Assessment procedure changes (SLOs, curriculum map, rubrics, evidence collected, sampling, communications with faculty, etc.)
Course changes (course content, pedagogy, courses offered, new course, pre-requisites, requirements)
Personnel or resource allocation changes
Program policy changes (e.g., admissions requirements, student probation policies, common course evaluation form)
Students' out-of-course experience changes (advising, co-curricular experiences, program website, program handbook, brown-bag lunches, workshops)
Celebration of student success!
Results indicated no action needed because students met expectations
Use is pending (typical reasons: insufficient number of students in population, evidence not evaluated or interpreted yet, faculty discussions continue)
Other:

15) Please briefly describe how the program used its findings/results.

Based on our assessment of how the SLOs were being met in the MA comprehensive exams taken in the format that we had developed in the previous two-year period, and on feedback from our graduate exit surveys, we have made a slight modification to the format of the comprehensive exams, starting in Fall 2020.

Based on our assessment of how well SLO 1 (Demonstrate proficiency in reading, writing, and speaking Spanish for professional reasons) was being met in course work (class discussions and presentations, research projects, critical analyses) we decided to provide more support and guidance for our students to ensure that SLO1 could be met by the end of the program.  We revised and re-implemented a Spanish proficiency/diagnostic exam to give to all new Spanish graduate students as a baseline assessment of their language skills. Based on the student’s outcome on this exam, according to the rubric we developed to assess writing and speaking levels, we are able to create an individualized program to help each student develop the skills they needed to complete course work, conduct research projects, and write the comprehensive exams at the level that meets the proficiency standard of SLO1.

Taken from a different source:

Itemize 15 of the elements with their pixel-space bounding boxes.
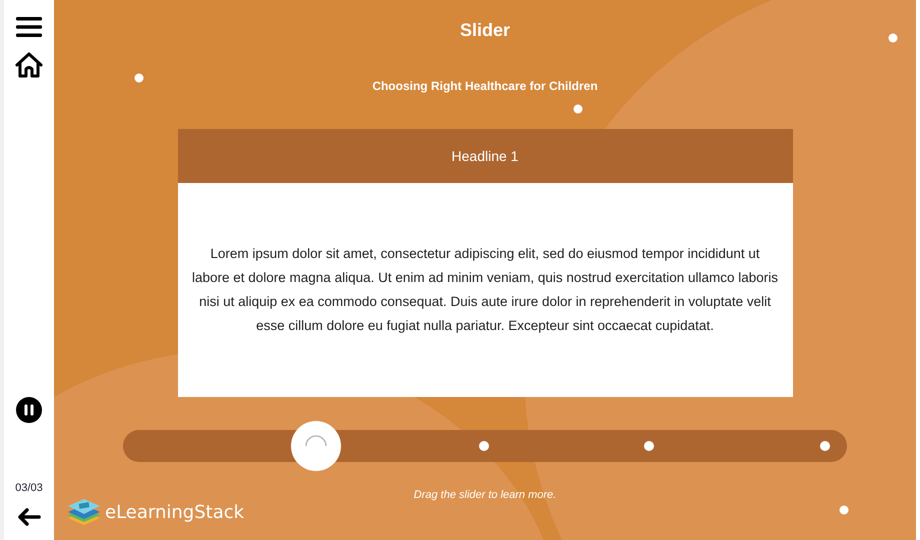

We are in the process of developing a new format and new rubrics for TA class observations when teaching is done via Zoom, that will beter inform our assessment of  SLO4 in the time of covid.

Based on our discussion and analysis of graduate student exit surveys, we worked to improve communication about advising, policies, departmental activities and support networks. For that reason, in Spring 2020,  we created a Spanish Graduate Student Laulima site that includes a digital version of our Spanish MA handbook, links to Graduate Division information and forms, advising schedules, departmental announcements, university services, Graduate Division ILOs. In addition, there is a FORUM site for questions.

We were able to continue our celebrations of student success (scholarships, publications, conferences, graduation) via Zoom in Spring 2020, and we will do so for Fall 2020 as well.

16) Beyond the results, were there additional conclusions or discoveries? This can include insights about assessment procedures, teaching and learning, and great achievements regarding program assessment in this reporting period.

We were happy to see that the changes that we had made to the SLOs in the previous assessment period were effective in facilitating our assessment procedures for this period.

We have found that emphasing the SLOs and how course content and requirements address the SLOs has been very helpful to the graduate students, in terms of understanding how our program functions as a whole, and how each course reflects or fits into the bigger plan. It also has facilitated course planing and preparation for the faculty

Communication between faculty and students about the SLOs is key. For that reason, we make sure that at our graduate student orientation at the beginning of every semester we begin with a discussion of the SLOs, we talk about them when introducing each course, and we highlight the SLOs and the Graduate Student Handbook on the Spanish Grad Laulima site. Our graduate exit surveys suggested that more communication about course and program expectations would be helpful and we have tried to do so.

17) If the program did not engage in assessment activities, please justify.